Stochastic Gradient Descent (SGD) is one of the simplest and most popular algorithms in modern statistical and machine learning due to its computational and memory efficiency. Various averaging schemes have been proposed to accelerate the convergence of SGD in different settings. In this paper, we explore a general averaging scheme for SGD. Specifically, we establish the asymptotic normality of a broad range of weighted averaged SGD solutions and provide asymptotically valid online inference approaches.

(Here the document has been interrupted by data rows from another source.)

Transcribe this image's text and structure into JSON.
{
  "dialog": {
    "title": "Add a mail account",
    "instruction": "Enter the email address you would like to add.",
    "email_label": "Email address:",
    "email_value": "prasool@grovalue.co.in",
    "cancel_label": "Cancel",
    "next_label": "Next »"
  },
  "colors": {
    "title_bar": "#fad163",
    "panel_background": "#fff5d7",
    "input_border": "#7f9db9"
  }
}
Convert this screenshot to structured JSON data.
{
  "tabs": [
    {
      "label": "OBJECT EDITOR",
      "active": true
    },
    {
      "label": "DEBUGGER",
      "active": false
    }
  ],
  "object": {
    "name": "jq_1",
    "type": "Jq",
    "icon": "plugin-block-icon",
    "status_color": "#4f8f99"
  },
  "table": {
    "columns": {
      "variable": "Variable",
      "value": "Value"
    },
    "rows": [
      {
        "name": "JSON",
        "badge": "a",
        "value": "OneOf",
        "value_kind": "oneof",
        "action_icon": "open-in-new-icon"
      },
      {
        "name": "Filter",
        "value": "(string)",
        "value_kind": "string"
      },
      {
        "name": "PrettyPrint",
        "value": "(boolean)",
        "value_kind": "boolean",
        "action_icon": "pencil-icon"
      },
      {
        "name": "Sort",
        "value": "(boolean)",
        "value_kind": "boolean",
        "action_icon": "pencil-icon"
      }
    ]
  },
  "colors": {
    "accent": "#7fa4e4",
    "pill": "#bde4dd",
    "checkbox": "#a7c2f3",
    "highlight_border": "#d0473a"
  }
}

Furthermore, we propose an adaptive averaging scheme that exhibits both optimal statistical rate and favorable non-asymptotic convergence, drawing insights from the optimal weight for the linear model in terms of non-asymptotic mean squared error (MSE).

翻译：随机梯度下降（SGD）是现代统计与机器学习中最简单且最流行的算法之一，因其计算和内存效率而备受青睐。为加速SGD在不同场景下的收敛，研究者提出了多种平均化方案。本文探索了SGD的一般性平均化方案：具体而言，我们建立了广泛加权平均SGD解的渐近正态性，并提出了渐近有效的在线推断方法。此外，我们借鉴线性模型在非渐近均方误差（MSE）意义上的最优权重，提出了一种自适应平均化方案，该方案同时具备最优统计速率和良好的非渐近收敛性。